Non va legno da Gade a i liti eoi
che di quanto portar possa non habbia
prescritti a punto li termini suoi:
10se, stivato di merce, anco di sabbia
più si rigrava et più, si caccia al fondo,
tal che né antena non appar, né gabbia.
Non è edificio, né cosa altra al mondo
fatta per sostentar che non ruine
15quando superchia le sue forze il pondo.

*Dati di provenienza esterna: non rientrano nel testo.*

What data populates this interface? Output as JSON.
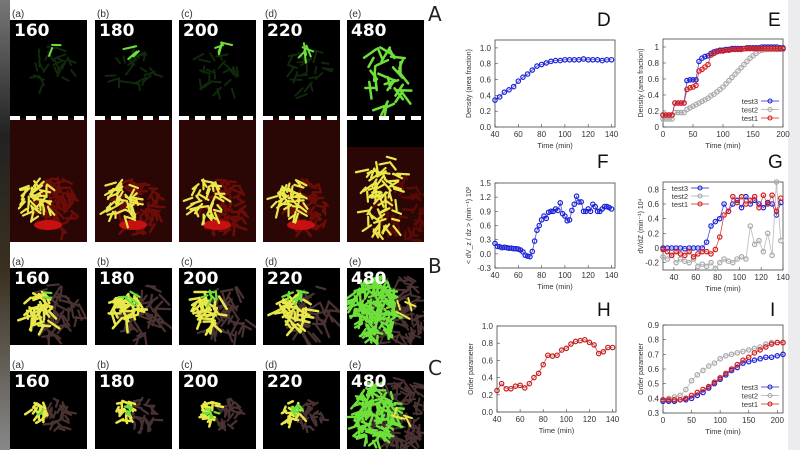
{
  "row_letters": [
    "A",
    "B",
    "C"
  ],
  "panel_labels": [
    "(a)",
    "(b)",
    "(c)",
    "(d)",
    "(e)"
  ],
  "times": [
    "160",
    "180",
    "200",
    "220",
    "480"
  ],
  "colors": {
    "test3": "#1c22d6",
    "test2": "#a9a9a9",
    "test1": "#d41c1c",
    "green": "#6ee03a",
    "yellow": "#e8e84a",
    "red": "#c81010",
    "brown": "#4a3232"
  },
  "chart_data": [
    {
      "letter": "D",
      "type": "line",
      "xlabel": "Time (min)",
      "ylabel": "Density (area fraction)",
      "xlim": [
        40,
        143
      ],
      "ylim": [
        0,
        1.1
      ],
      "xticks": [
        40,
        60,
        80,
        100,
        120,
        140
      ],
      "yticks": [
        "0.0",
        "0.2",
        "0.4",
        "0.6",
        "0.8",
        "1.0"
      ],
      "grid": false,
      "series": [
        {
          "color": "#1c22d6",
          "x": [
            40,
            44,
            48,
            52,
            56,
            60,
            64,
            68,
            72,
            76,
            80,
            84,
            88,
            92,
            96,
            100,
            104,
            108,
            112,
            116,
            120,
            124,
            128,
            132,
            136,
            140
          ],
          "y": [
            0.34,
            0.38,
            0.44,
            0.47,
            0.51,
            0.58,
            0.63,
            0.67,
            0.72,
            0.77,
            0.79,
            0.81,
            0.83,
            0.84,
            0.84,
            0.85,
            0.85,
            0.85,
            0.85,
            0.86,
            0.85,
            0.85,
            0.85,
            0.84,
            0.85,
            0.85
          ]
        }
      ]
    },
    {
      "letter": "E",
      "type": "line",
      "xlabel": "Time (min)",
      "ylabel": "Density (area fraction)",
      "xlim": [
        0,
        200
      ],
      "ylim": [
        0,
        1.1
      ],
      "xticks": [
        0,
        50,
        100,
        150,
        200
      ],
      "yticks": [
        "0",
        "0.2",
        "0.4",
        "0.6",
        "0.8",
        "1"
      ],
      "grid": false,
      "legend": "bottom-right",
      "series": [
        {
          "name": "test3",
          "color": "#1c22d6",
          "x": [
            0,
            5,
            10,
            15,
            20,
            25,
            30,
            35,
            40,
            45,
            50,
            55,
            60,
            65,
            70,
            75,
            80,
            85,
            90,
            95,
            100,
            105,
            110,
            115,
            120,
            125,
            130,
            135,
            140,
            145,
            150,
            155,
            160,
            165,
            170,
            175,
            180,
            185,
            190,
            195,
            200
          ],
          "y": [
            0.15,
            0.15,
            0.15,
            0.15,
            0.3,
            0.3,
            0.3,
            0.3,
            0.58,
            0.59,
            0.59,
            0.59,
            0.82,
            0.86,
            0.88,
            0.89,
            0.92,
            0.94,
            0.95,
            0.96,
            0.96,
            0.97,
            0.97,
            0.98,
            0.98,
            0.98,
            0.98,
            0.98,
            0.99,
            0.99,
            0.99,
            0.99,
            0.99,
            1.0,
            1.0,
            1.0,
            1.0,
            1.0,
            1.0,
            0.99,
            0.99
          ]
        },
        {
          "name": "test2",
          "color": "#a9a9a9",
          "x": [
            0,
            5,
            10,
            15,
            20,
            25,
            30,
            35,
            40,
            45,
            50,
            55,
            60,
            65,
            70,
            75,
            80,
            85,
            90,
            95,
            100,
            105,
            110,
            115,
            120,
            125,
            130,
            135,
            140,
            145,
            150,
            155,
            160,
            165,
            170,
            175,
            180,
            185,
            190,
            195,
            200
          ],
          "y": [
            0.1,
            0.1,
            0.1,
            0.1,
            0.18,
            0.18,
            0.18,
            0.18,
            0.22,
            0.24,
            0.26,
            0.28,
            0.3,
            0.32,
            0.34,
            0.36,
            0.39,
            0.41,
            0.44,
            0.47,
            0.5,
            0.54,
            0.58,
            0.62,
            0.66,
            0.7,
            0.74,
            0.78,
            0.82,
            0.86,
            0.89,
            0.92,
            0.95,
            0.96,
            0.97,
            0.97,
            0.97,
            0.97,
            0.97,
            0.97,
            0.97
          ]
        },
        {
          "name": "test1",
          "color": "#d41c1c",
          "x": [
            0,
            5,
            10,
            15,
            20,
            25,
            30,
            35,
            40,
            45,
            50,
            55,
            60,
            65,
            70,
            75,
            80,
            85,
            90,
            95,
            100,
            105,
            110,
            115,
            120,
            125,
            130,
            135,
            140,
            145,
            150,
            155,
            160,
            165,
            170,
            175,
            180,
            185,
            190,
            195,
            200
          ],
          "y": [
            0.15,
            0.15,
            0.15,
            0.15,
            0.3,
            0.3,
            0.3,
            0.3,
            0.47,
            0.49,
            0.5,
            0.52,
            0.7,
            0.72,
            0.75,
            0.78,
            0.9,
            0.92,
            0.94,
            0.95,
            0.95,
            0.96,
            0.96,
            0.97,
            0.97,
            0.97,
            0.97,
            0.98,
            0.98,
            0.98,
            0.98,
            0.98,
            0.98,
            0.98,
            0.98,
            0.98,
            0.98,
            0.98,
            0.98,
            0.98,
            0.98
          ]
        }
      ]
    },
    {
      "letter": "F",
      "type": "line",
      "xlabel": "Time (min)",
      "ylabel": "< dV_z / dz > (min⁻¹) 10²",
      "xlim": [
        40,
        143
      ],
      "ylim": [
        -0.3,
        1.5
      ],
      "xticks": [
        40,
        60,
        80,
        100,
        120,
        140
      ],
      "yticks": [
        "-0.3",
        "0.0",
        "0.3",
        "0.6",
        "0.9",
        "1.2",
        "1.5"
      ],
      "grid": false,
      "series": [
        {
          "color": "#1c22d6",
          "x": [
            40,
            42,
            44,
            46,
            48,
            50,
            52,
            54,
            56,
            58,
            60,
            62,
            64,
            66,
            68,
            70,
            72,
            74,
            76,
            78,
            80,
            82,
            84,
            86,
            88,
            90,
            92,
            94,
            96,
            98,
            100,
            102,
            104,
            106,
            108,
            110,
            112,
            114,
            116,
            118,
            120,
            122,
            124,
            126,
            128,
            130,
            132,
            134,
            136,
            138,
            140
          ],
          "y": [
            0.22,
            0.16,
            0.15,
            0.13,
            0.14,
            0.13,
            0.12,
            0.12,
            0.11,
            0.11,
            0.1,
            0.08,
            0.04,
            -0.03,
            -0.05,
            -0.06,
            0.05,
            0.27,
            0.5,
            0.6,
            0.72,
            0.8,
            0.75,
            0.88,
            0.9,
            0.9,
            0.95,
            0.92,
            1.08,
            0.85,
            0.8,
            0.7,
            0.72,
            0.92,
            1.05,
            1.22,
            1.1,
            1.1,
            0.9,
            0.9,
            0.95,
            0.9,
            1.05,
            1.0,
            0.9,
            0.9,
            0.95,
            1.0,
            1.0,
            0.98,
            0.95
          ]
        }
      ]
    },
    {
      "letter": "G",
      "type": "line",
      "xlabel": "Time (min)",
      "ylabel": "dV/dZ (min⁻¹) 10⁴",
      "xlim": [
        30,
        140
      ],
      "ylim": [
        -0.3,
        0.9
      ],
      "xticks": [
        40,
        60,
        80,
        100,
        120,
        140
      ],
      "yticks": [
        "-0.2",
        "0",
        "0.2",
        "0.4",
        "0.6",
        "0.8"
      ],
      "grid": false,
      "legend": "top-left",
      "series": [
        {
          "name": "test3",
          "color": "#1c22d6",
          "x": [
            30,
            34,
            38,
            42,
            46,
            50,
            54,
            58,
            62,
            66,
            70,
            74,
            78,
            82,
            86,
            90,
            94,
            98,
            102,
            106,
            110,
            114,
            118,
            122,
            126,
            130,
            134,
            138
          ],
          "y": [
            0,
            0,
            0,
            0,
            0,
            -0.01,
            0,
            0,
            0,
            0,
            0.08,
            0.3,
            0.36,
            0.4,
            0.6,
            0.5,
            0.6,
            0.65,
            0.55,
            0.7,
            0.6,
            0.65,
            0.6,
            0.55,
            0.62,
            0.6,
            0.45,
            0.62
          ]
        },
        {
          "name": "test2",
          "color": "#a9a9a9",
          "x": [
            30,
            34,
            38,
            42,
            46,
            50,
            54,
            58,
            62,
            66,
            70,
            74,
            78,
            82,
            86,
            90,
            94,
            98,
            102,
            106,
            110,
            114,
            118,
            122,
            126,
            130,
            134,
            138
          ],
          "y": [
            -0.12,
            -0.15,
            -0.1,
            -0.2,
            -0.15,
            -0.18,
            -0.2,
            -0.15,
            -0.25,
            -0.22,
            -0.25,
            -0.2,
            -0.28,
            -0.2,
            -0.15,
            -0.18,
            -0.2,
            -0.15,
            -0.12,
            -0.15,
            0.3,
            0.05,
            0.1,
            -0.05,
            0.2,
            -0.1,
            0.9,
            0.1
          ]
        },
        {
          "name": "test1",
          "color": "#d41c1c",
          "x": [
            30,
            34,
            38,
            42,
            46,
            50,
            54,
            58,
            62,
            66,
            70,
            74,
            78,
            82,
            86,
            90,
            94,
            98,
            102,
            106,
            110,
            114,
            118,
            122,
            126,
            130,
            134,
            138
          ],
          "y": [
            -0.02,
            -0.05,
            -0.1,
            -0.05,
            -0.08,
            -0.1,
            -0.05,
            -0.12,
            -0.08,
            -0.05,
            -0.05,
            -0.08,
            -0.02,
            0.15,
            0.45,
            0.5,
            0.7,
            0.62,
            0.7,
            0.6,
            0.65,
            0.7,
            0.55,
            0.72,
            0.6,
            0.72,
            0.5,
            0.68
          ]
        }
      ]
    },
    {
      "letter": "H",
      "type": "line",
      "xlabel": "Time (min)",
      "ylabel": "Order parameter",
      "xlim": [
        40,
        143
      ],
      "ylim": [
        0,
        1.0
      ],
      "xticks": [
        40,
        60,
        80,
        100,
        120,
        140
      ],
      "yticks": [
        "0.0",
        "0.2",
        "0.4",
        "0.6",
        "0.8",
        "1.0"
      ],
      "grid": false,
      "series": [
        {
          "color": "#c42020",
          "x": [
            40,
            44,
            48,
            52,
            56,
            60,
            64,
            68,
            72,
            76,
            80,
            84,
            88,
            92,
            96,
            100,
            104,
            108,
            112,
            116,
            120,
            124,
            128,
            132,
            136,
            140
          ],
          "y": [
            0.25,
            0.33,
            0.27,
            0.27,
            0.3,
            0.31,
            0.28,
            0.33,
            0.4,
            0.45,
            0.55,
            0.66,
            0.65,
            0.66,
            0.72,
            0.74,
            0.79,
            0.82,
            0.83,
            0.84,
            0.81,
            0.78,
            0.68,
            0.7,
            0.75,
            0.75
          ]
        }
      ]
    },
    {
      "letter": "I",
      "type": "line",
      "xlabel": "Time (min)",
      "ylabel": "Order parameter",
      "xlim": [
        0,
        210
      ],
      "ylim": [
        0.3,
        0.9
      ],
      "xticks": [
        0,
        50,
        100,
        150,
        200
      ],
      "yticks": [
        "0.3",
        "0.4",
        "0.5",
        "0.6",
        "0.7",
        "0.8",
        "0.9"
      ],
      "grid": false,
      "legend": "bottom-right",
      "series": [
        {
          "name": "test3",
          "color": "#1c22d6",
          "x": [
            0,
            10,
            20,
            30,
            40,
            50,
            60,
            70,
            80,
            90,
            100,
            110,
            120,
            130,
            140,
            150,
            160,
            170,
            180,
            190,
            200,
            210
          ],
          "y": [
            0.38,
            0.38,
            0.38,
            0.39,
            0.39,
            0.4,
            0.42,
            0.44,
            0.47,
            0.5,
            0.53,
            0.56,
            0.59,
            0.61,
            0.64,
            0.65,
            0.66,
            0.67,
            0.68,
            0.68,
            0.69,
            0.7
          ]
        },
        {
          "name": "test2",
          "color": "#a9a9a9",
          "x": [
            0,
            10,
            20,
            30,
            40,
            50,
            60,
            70,
            80,
            90,
            100,
            110,
            120,
            130,
            140,
            150,
            160,
            170,
            180,
            190,
            200,
            210
          ],
          "y": [
            0.39,
            0.4,
            0.41,
            0.42,
            0.46,
            0.52,
            0.56,
            0.59,
            0.62,
            0.64,
            0.67,
            0.69,
            0.7,
            0.71,
            0.72,
            0.73,
            0.74,
            0.75,
            0.77,
            0.78,
            0.78,
            0.78
          ]
        },
        {
          "name": "test1",
          "color": "#d41c1c",
          "x": [
            0,
            10,
            20,
            30,
            40,
            50,
            60,
            70,
            80,
            90,
            100,
            110,
            120,
            130,
            140,
            150,
            160,
            170,
            180,
            190,
            200,
            210
          ],
          "y": [
            0.39,
            0.39,
            0.39,
            0.39,
            0.4,
            0.42,
            0.44,
            0.46,
            0.48,
            0.51,
            0.54,
            0.57,
            0.6,
            0.63,
            0.66,
            0.68,
            0.71,
            0.73,
            0.75,
            0.77,
            0.78,
            0.78
          ]
        }
      ]
    }
  ]
}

Non val corno, né acciai di tempre fine
a l’arco, et sia anchor quel ch’uccise Nesso,
che non si rompa a tirar senza fine.
Ahi, lasso, non è Atlante sì difesso
20dal ciel, Ischia a Tipheo non è sì grave,
non sotto Ethnos Enchelad’è sì oppresso,
come mi preme il gran peso che m’have
dato a portar mia stella o mio destino,
et che a principio sì m’era suave.
25Ma poi ch’io fui con quel drito a camino,
l’accrebbe ad ogni passo et accresce anco,
tal ch’io ne vo non pur incurvo et chino;
non pur io me ne sento afflitto e stanco,
ma se de più sol una dramma leve
30giunta mi sia, verrei subito a manco.
La nave son che, assai più che non deve
piena et grave, sen va per troppo carco
nel fondo onde mai più non se rileve.
Son quello oltra il dever sempre teso arco
35che per rompermi sto, non per ferire,
〈se di tirar l’arcier non è più parco〉.
Meta è al dolore quanto si può patire,
tal che ogni poca alteration che faccia
lo muta in spasmo et ne fa l’hom morire.
40Stolto serò quando io perisca et taccia
sotto il gran peso intolerando et vasto,
sì che dirò prima che oppresso giaccia,
c'ho fatto oltra il poter e a più non basto.